Gui presented a challenge from the start. For all the sorrowful circumstances of Central America in the 1980s (I'm not sure how old he really is), he never had any formal education. He speaks a rural dialect of Spanish so informal that many other native speakers, let alone I, can't understand him. On top of that, he is shy, and self-conscious at the times that his lack of education stands out by say, not knowing how to spell words in his own language. He did have a couple things going for him, his desire to learn not the least of them. He was already familiar with some of the alphabet, and some of the sounds associated with the letters in Spanish, which allowed me to skip ahead only a little bit.

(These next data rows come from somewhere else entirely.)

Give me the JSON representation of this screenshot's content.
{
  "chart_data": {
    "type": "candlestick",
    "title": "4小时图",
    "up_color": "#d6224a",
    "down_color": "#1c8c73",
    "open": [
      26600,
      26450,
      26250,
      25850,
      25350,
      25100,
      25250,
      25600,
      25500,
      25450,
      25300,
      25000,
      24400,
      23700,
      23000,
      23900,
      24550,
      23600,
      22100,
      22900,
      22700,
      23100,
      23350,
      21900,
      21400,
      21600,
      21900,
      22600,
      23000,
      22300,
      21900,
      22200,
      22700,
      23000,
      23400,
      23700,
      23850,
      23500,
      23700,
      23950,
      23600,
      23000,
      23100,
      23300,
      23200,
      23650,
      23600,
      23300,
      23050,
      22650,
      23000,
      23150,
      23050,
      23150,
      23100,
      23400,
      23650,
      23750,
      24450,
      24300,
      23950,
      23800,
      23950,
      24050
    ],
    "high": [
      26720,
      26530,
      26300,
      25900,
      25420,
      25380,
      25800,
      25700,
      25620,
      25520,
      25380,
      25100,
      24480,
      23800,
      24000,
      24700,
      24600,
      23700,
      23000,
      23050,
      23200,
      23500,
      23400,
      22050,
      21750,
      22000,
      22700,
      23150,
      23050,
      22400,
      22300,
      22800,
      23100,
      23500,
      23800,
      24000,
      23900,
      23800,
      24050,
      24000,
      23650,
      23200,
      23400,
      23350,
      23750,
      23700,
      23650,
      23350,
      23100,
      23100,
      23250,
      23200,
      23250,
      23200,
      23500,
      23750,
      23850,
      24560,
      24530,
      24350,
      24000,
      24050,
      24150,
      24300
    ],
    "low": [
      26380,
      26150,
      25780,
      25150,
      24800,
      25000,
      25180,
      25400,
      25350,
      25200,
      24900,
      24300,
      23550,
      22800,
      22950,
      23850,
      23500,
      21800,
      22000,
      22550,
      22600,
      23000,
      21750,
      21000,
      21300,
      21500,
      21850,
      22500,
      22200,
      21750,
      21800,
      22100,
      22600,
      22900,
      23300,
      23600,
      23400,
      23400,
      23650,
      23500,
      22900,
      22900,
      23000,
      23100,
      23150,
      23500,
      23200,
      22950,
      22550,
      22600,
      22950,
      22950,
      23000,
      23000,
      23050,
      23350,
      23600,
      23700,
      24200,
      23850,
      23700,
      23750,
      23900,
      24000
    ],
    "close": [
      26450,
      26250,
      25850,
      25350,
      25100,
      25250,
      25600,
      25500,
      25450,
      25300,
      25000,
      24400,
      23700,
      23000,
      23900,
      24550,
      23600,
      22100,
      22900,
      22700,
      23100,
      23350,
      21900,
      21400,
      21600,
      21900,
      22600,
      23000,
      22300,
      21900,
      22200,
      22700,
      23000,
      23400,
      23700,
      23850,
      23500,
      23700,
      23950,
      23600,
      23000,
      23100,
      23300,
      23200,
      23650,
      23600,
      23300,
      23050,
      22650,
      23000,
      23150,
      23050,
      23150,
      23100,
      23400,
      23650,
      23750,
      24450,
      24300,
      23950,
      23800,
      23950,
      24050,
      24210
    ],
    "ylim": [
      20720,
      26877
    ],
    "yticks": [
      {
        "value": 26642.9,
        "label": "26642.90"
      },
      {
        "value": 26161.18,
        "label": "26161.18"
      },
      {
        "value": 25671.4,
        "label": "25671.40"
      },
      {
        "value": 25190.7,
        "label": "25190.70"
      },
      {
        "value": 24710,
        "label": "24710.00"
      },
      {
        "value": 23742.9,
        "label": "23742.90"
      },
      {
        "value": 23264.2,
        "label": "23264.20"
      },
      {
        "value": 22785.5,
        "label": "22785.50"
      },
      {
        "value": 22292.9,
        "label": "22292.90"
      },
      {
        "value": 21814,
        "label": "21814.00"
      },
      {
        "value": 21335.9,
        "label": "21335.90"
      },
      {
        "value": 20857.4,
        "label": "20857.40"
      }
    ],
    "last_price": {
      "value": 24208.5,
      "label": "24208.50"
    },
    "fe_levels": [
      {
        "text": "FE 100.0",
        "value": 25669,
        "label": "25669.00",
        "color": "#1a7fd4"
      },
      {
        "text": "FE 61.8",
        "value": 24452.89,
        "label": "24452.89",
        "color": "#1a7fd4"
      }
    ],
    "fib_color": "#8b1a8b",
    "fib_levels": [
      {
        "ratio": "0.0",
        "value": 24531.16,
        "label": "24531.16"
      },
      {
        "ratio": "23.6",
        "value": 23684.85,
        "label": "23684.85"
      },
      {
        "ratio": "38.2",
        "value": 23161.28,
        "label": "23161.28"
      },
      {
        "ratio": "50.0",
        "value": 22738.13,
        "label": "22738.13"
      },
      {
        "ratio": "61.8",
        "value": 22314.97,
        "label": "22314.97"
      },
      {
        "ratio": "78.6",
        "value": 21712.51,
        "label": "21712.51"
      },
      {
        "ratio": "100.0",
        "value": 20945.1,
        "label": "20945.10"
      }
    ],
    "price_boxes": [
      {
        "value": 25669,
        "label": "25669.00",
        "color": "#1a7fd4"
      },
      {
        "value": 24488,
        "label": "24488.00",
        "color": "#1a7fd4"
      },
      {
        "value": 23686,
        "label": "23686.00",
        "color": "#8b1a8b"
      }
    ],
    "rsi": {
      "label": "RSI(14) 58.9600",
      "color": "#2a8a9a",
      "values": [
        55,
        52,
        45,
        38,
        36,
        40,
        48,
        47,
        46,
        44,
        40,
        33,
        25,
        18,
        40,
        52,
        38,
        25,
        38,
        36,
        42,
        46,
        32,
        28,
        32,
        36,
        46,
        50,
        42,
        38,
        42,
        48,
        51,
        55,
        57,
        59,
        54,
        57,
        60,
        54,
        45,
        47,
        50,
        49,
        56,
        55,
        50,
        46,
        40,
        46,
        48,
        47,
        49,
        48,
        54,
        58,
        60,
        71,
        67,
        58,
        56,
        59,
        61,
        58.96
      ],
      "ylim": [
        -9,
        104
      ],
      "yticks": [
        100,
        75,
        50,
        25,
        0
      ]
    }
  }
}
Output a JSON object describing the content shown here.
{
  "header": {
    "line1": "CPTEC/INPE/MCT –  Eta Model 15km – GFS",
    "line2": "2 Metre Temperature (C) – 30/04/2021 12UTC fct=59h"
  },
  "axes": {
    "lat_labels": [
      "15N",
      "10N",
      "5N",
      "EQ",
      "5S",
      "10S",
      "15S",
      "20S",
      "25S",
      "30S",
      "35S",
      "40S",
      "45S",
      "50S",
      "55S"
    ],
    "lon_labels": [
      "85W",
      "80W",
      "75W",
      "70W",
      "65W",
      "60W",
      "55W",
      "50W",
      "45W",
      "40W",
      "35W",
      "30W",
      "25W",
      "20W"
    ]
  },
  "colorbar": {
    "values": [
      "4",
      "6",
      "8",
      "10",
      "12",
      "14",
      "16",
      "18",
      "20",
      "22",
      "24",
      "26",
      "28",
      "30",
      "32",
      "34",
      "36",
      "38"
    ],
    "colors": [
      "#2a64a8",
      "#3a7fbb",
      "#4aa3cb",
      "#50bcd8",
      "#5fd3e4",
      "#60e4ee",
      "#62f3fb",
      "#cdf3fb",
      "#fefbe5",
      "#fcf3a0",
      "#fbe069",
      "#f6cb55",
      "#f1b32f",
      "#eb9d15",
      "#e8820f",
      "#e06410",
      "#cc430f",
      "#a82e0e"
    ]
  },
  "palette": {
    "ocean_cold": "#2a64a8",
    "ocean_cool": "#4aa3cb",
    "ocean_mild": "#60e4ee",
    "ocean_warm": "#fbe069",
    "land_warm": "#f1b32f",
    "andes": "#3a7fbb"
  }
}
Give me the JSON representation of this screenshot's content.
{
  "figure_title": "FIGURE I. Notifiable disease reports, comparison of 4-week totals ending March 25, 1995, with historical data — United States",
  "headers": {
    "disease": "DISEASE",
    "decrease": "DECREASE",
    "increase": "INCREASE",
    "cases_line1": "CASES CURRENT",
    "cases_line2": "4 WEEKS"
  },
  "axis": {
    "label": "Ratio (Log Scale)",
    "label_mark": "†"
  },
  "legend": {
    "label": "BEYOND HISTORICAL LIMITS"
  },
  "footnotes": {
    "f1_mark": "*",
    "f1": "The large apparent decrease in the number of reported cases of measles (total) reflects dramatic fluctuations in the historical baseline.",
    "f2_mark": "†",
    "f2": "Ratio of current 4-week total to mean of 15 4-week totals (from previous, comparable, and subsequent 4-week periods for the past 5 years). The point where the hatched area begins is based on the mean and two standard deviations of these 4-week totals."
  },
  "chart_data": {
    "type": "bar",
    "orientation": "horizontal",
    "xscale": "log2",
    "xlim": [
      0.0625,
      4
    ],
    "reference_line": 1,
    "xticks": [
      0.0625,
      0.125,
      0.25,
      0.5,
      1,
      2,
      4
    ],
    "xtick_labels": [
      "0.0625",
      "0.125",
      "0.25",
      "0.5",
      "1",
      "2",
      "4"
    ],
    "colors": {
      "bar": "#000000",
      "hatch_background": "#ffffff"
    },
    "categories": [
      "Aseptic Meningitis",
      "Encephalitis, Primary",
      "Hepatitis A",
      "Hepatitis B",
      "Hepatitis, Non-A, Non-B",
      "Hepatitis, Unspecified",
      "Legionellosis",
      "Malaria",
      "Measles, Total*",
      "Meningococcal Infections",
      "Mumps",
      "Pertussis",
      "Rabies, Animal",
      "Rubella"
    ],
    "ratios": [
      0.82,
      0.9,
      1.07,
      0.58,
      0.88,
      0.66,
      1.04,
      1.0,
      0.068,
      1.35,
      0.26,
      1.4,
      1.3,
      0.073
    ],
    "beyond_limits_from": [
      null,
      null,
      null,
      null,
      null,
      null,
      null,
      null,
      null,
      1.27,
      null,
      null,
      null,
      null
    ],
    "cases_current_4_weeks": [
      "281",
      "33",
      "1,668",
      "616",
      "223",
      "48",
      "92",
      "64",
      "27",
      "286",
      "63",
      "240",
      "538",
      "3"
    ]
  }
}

The truth is, his issues make up only half the challenge, and it has been a learning experience just as much for me as for him. I had virtually no teaching experience starting out, and just a glimmering concept of the needs of an illiterate student. Consistently being prepared for each lesson, rather than and winging it on a loose framework of methods so that lessons would devolve into translate-and-memorize sessions, is something that I am learning to appreciate as I get better at it. I began with only lofty ideas of what it means to be a teacher, and only recently have I realized that effective teaching defies many democratic predispositions. Fortunately, the knowledge and educational gap between Gui and me is so wide, and his commitment to learning is high enough that I don’t believe that he had lost any esteem for me as a teacher by the time I did come to this understanding.

As you can imagine, I watch for evidence of progress through a hazy shield through which I cannot distinguish what is only momentarily understood and what has been ingrained, what is deduction and what is simple repetition. My inexperience, or lack of knowing exactly how to measure this progress while teaching at the same time, only makes the vigilance hazier. So today when, Gui, of his own accord, read a caption from a magazine cutout and pronounced the word “dare” correctly, perfectly, long “a”, silent “e” and all, rather than “da-ray,” as I would expect him to, I jumped happily on the inside. Two weeks after suffering through a 2 hour session on the long “a” sound which at the time seemed hardly productive, this pronunciation today showed something definitely stuck. Yes, any other time, he might have gotten it wrong, but it was in his brain somewhere, and I know he didn’t get it from anywhere else but one place.